“A well regulated militia, being necessary to the security of a free state, the right of the people to keep and bear arms, shall not be infringed,” thus reads the Second Amendment of the United States Constitution. Advocates for gun rights have pointed to this amendment time and time again, and they have a point. This essential component of the Bill of Rights has guaranteed U.S. citizens the right to keep and bear arms, and fears of a totalitarian takeover arise whenever the government threatens to restrict that right. However, amid recent tragedies like the Sandy Hook Massacre or fears of terrorist threats like ISIS, the debate on stricter gun control laws have returned to the forefront of public discourse.
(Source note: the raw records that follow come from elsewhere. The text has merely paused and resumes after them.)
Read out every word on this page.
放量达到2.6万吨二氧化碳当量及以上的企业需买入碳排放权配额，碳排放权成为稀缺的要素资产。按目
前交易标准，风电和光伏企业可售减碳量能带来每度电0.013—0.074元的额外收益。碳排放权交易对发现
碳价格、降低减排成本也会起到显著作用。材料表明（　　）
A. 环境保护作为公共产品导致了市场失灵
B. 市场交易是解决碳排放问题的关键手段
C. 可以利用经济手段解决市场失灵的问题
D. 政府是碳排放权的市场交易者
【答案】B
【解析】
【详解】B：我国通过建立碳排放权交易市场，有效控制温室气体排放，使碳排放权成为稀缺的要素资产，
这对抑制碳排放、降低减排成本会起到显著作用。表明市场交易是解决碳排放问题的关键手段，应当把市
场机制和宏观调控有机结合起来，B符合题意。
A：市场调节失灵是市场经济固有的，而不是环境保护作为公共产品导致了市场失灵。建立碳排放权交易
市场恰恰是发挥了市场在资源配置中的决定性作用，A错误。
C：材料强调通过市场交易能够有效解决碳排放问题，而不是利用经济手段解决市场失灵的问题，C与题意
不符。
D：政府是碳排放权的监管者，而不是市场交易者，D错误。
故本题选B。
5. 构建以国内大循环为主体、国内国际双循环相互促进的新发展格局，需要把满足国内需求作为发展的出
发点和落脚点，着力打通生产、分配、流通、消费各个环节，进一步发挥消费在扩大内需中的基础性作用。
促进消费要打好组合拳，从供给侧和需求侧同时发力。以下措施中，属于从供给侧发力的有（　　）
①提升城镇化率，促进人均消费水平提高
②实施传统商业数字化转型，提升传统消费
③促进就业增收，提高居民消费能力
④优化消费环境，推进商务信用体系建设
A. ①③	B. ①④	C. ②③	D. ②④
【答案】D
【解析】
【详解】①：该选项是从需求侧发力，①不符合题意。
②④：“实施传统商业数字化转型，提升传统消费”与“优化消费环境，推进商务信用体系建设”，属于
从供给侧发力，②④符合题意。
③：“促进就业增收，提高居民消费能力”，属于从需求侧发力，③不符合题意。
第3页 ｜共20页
In a nation with more firearms than people, the United States suffers more violence from guns than any other developed country in the world, and proponents of gun control argue that stricter measures on the flow of firearms is essential to reducing the number of deaths and injuries caused by these weapons (Beauchamp). Although opponents of stricter gun control argue that the right ot bear arms should not be infringed and that the people should have the right to protect themselves, the United States government should tighten gun control laws because firearms cause far more harm than they prevent, comparisons between the United States and other nations reveal a very disparate situation, and the open interpretation of the U.S. Constitution allows for restrictions.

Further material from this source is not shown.